For a long time, I let others dictate my way of thinking, the words I would express, and the way I would feel about things. I let people decide what was best for me and it almost destroyed me.
It's a beautiful thing when you can look around and seeing all these broken people; you know how important it is to be kind and to refrain from mind games. You realize that being alone is the best thing that has ever happened to you because now; you don't have to answer to anyone but yourself.
You see, I can do whatever the hell I feel like doing and NO one can say anything to me about it. It's the most liberating feeling in all of my 26 years of living that I've felt and I feel like it's important to really express here that I don't need a man to validate me. I don't need a 'relationship' to feel complete or to feel like I'm one upping other people.
I played the 'my fair lady' role for a long time. I was a project to some who wanted to see if they could turn me into a snooty guy with a taste for expensive wines and pretty #$%^ boys on the side. You see, money can buy a lot of things but it can't buy love and it most certainly can't buy acceptance either.
With everything that I've already had the chance to go through this year so far, so much good has come from it.
I'm in school now (doing remarkably well, I must add) and I've got plans already laid out in my planning tools kept nicely tucked away on my laptop and my phone. In terms of sharing things; I don't have to explain myself nor divulge any detail about any piece of my life to anyone because my business is my business.
Another great thing to happen is the fact that I have had the opportunity to spend time with people that truly make me happy, a lot more often and I've already been thinking of where I want to be by next year. A plan is a plan and I think my next steps are going to lead to a good one this time.
Regardless, simplistic living is something I have always wanted to endure but I was swayed by the idea that a gorgeous city boy would turn it all into something of an adventure.
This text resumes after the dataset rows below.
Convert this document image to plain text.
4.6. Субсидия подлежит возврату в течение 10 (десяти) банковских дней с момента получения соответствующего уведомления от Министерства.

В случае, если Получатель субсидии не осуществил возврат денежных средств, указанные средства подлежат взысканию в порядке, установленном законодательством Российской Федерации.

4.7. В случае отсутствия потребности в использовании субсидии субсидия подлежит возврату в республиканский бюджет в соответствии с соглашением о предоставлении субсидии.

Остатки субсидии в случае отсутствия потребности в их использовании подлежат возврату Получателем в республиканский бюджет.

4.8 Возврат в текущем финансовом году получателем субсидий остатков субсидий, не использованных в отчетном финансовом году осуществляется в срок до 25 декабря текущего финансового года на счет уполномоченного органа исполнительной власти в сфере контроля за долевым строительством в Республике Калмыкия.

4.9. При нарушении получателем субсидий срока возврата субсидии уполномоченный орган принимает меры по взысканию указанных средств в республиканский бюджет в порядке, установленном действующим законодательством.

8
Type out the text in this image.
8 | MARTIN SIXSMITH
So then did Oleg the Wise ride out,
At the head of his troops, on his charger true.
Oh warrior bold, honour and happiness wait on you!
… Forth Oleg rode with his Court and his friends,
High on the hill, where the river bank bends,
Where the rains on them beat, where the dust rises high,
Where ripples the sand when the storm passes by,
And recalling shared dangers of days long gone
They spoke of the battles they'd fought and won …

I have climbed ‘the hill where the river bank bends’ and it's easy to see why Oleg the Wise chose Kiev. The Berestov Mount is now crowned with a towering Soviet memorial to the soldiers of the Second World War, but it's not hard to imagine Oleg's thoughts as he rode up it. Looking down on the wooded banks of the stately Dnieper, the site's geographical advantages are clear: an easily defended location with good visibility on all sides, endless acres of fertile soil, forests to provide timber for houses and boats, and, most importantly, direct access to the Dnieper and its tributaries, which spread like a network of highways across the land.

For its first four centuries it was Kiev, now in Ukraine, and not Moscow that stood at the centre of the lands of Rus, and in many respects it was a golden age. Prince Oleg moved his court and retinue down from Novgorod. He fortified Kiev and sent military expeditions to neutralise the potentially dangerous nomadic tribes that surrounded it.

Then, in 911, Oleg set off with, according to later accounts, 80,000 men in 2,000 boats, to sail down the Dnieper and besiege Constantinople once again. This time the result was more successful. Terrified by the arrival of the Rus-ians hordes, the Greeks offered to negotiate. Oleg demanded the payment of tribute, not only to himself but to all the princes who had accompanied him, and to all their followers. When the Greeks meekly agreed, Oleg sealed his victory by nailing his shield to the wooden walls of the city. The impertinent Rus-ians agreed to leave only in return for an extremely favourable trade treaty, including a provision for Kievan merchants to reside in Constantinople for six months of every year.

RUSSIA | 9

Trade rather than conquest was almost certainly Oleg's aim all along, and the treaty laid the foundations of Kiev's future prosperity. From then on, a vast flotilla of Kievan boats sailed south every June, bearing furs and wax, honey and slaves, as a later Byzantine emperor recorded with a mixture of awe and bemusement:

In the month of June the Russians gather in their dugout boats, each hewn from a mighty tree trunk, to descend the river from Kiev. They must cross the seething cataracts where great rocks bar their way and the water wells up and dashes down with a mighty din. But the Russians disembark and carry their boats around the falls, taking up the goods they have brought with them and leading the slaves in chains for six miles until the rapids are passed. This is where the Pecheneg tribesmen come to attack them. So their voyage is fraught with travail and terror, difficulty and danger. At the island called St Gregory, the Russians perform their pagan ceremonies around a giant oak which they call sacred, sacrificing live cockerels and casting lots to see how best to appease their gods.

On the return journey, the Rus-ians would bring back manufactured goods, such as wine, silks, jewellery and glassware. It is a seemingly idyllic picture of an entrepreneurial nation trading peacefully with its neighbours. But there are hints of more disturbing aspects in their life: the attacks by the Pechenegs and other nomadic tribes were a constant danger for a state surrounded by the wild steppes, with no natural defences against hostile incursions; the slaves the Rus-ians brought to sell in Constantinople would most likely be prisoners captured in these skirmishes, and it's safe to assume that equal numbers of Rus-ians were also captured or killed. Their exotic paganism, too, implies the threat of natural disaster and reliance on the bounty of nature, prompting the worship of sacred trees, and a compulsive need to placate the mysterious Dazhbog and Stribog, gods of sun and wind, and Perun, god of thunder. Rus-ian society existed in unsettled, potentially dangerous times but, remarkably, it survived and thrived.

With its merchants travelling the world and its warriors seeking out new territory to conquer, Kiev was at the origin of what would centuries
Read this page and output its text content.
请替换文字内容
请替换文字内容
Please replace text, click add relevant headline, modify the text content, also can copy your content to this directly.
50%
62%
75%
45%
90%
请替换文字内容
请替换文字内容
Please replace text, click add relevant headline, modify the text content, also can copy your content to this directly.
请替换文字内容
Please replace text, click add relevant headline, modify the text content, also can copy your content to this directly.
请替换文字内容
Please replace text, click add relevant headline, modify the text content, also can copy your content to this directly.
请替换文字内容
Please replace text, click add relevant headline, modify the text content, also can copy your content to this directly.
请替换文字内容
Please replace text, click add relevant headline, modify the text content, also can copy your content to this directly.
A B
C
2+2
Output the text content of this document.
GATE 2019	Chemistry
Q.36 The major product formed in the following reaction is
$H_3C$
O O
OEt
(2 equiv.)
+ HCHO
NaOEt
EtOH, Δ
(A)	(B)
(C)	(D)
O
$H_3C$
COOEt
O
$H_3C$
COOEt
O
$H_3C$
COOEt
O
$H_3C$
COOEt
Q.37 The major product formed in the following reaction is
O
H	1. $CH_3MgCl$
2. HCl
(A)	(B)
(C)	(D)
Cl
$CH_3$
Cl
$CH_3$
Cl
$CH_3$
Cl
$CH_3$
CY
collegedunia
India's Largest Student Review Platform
Left in me was the memory that city life consists of ecstasy parties, random hookups, mind games galore, and an unfortunate series of events that make you wish you could wake up into another reality.
This is life however, and I feel like for once... I know exactly what I'm looking for and where I want to be and I'd rather be in a beautiful country than be wasting my time on emotionless individuals that are self inflicted based on greed, corporate jobs, and the lust for power and impressionism.